Horst D. Deckert

Risikofreie Forschung am Limit? Russland tritt dubioser WEF-Initiative bei

Vor zwei Wochen teilte die russische Regierung auf ihrer Webseite offiziell mit, sie werde mit Wirkung zum 15. Oktober dem vom Davoser Weltwirtschaftsforum (WEF, Gründer Klaus Schwab) 2018 ins Leben gerufenen Centre for the Fourth Industrial Revolution beitreten. Russland ist damit das 15. Land, das sich dieser Initiative anschließt. Deren Ziel ist – eigenen Angaben zufolge – die „Maximierung der Vorteile neuer Technologien“ bei gleichzeitiger „Vermeidung aller potentiellen Risiken.“

Es klingt wie eine vereinfachte Zusammenfassung des Businessplans der Impfhersteller: Forschen und Experimentieren ohne ethische Skrupel – bei politischer Haftungsfreistellung. Diese Zielsetzung entspricht zunächst einmal dem heutzutage unvermeidlichen utopischen Getöse, wie es sich auch in anderen Vorhaben der EU oder UNO findet. Tatsächliche oder angebliche Herausforderungen der Zukunft sollen in enger Zusammenarbeit von Regierungen, ausgewählten Konzernen und Experten aus verschiedenen Bereichen erkannt und gemeistert werden. Das WEF hat wie so oft ein aufwändiges Präsentationsvideo für dieses Projekt herausgegeben, wo Klaus Schwab und andere Multimillionäre ihre Visionen beschreiben.

Entsprechend stellt WEF-Präsident Børge Brende in der oben erwähnte Quelle dann auch fest, dass schnelle technologische Entwicklungen unsere Gesellschaften und Sozialsysteme erschüttern würden. Um diesen Wandel zu managen, sei „koordiniertes, impact-orientiertes Handeln“ nötig. Da ist Moskau mit seiner gelenkten Demokratie natürlich die ebenso passende wie verlockende Adresse.

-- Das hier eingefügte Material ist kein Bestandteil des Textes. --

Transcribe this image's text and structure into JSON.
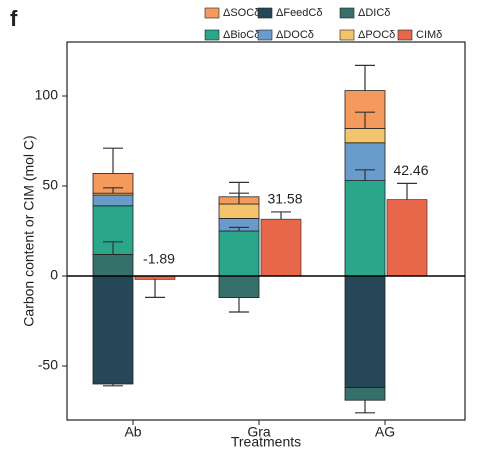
{
  "chart_data": {
    "type": "stacked_bar",
    "panel_label": "f",
    "y_label": "Carbon content or CIM (mol C)",
    "x_label": "Treatments",
    "categories": [
      "Ab",
      "Gra",
      "AG"
    ],
    "ylim": [
      -80,
      130
    ],
    "yticks": [
      -50,
      0,
      50,
      100
    ],
    "series": [
      {
        "name": "ΔSOCδ",
        "color": "#f39a5c",
        "values": [
          11,
          4,
          21
        ],
        "errors": [
          14,
          8,
          14
        ]
      },
      {
        "name": "ΔFeedCδ",
        "color": "#254757",
        "values": [
          -60,
          0,
          -62
        ],
        "errors": [
          1,
          null,
          null
        ]
      },
      {
        "name": "ΔDICδ",
        "color": "#36706a",
        "values": [
          12,
          -12,
          -7
        ],
        "errors": [
          7,
          8,
          7
        ]
      },
      {
        "name": "ΔBioCδ",
        "color": "#2aa68b",
        "values": [
          27,
          25,
          53
        ],
        "errors": [
          null,
          2,
          6
        ]
      },
      {
        "name": "ΔDOCδ",
        "color": "#6a9ccb",
        "values": [
          6,
          7,
          21
        ],
        "errors": [
          null,
          null,
          null
        ]
      },
      {
        "name": "ΔPOCδ",
        "color": "#f3c46c",
        "values": [
          1,
          8,
          8
        ],
        "errors": [
          3,
          6,
          9
        ]
      },
      {
        "name": "CIMδ",
        "color": "#e8674b",
        "values": [
          -1.89,
          31.58,
          42.46
        ],
        "errors": [
          10,
          4,
          9
        ]
      }
    ]
  }
}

Die Leitung des Centers in Moskau geht an die Non-Profit-Organisation ANO Digital Economy. Vize-Premierminister Dmitry Chernyshenko, der den russischen Beitritt unterzeichnete, definierte als dessen Hauptzweck ein gesteigertes internationales Bewusstsein über Russlands Platz in der „global expert community“  und den Austausch von Erfahrungen und Wissen mit dem WEF und dessen weltweiten Partnern. Bereits im nächsten Jahr wolle man Projekte unter anderem im Bereich künstliche Intelligenz und dem Internet der Dinge vorantreiben. Hier haben sich wohl zwei gesucht und gefunden.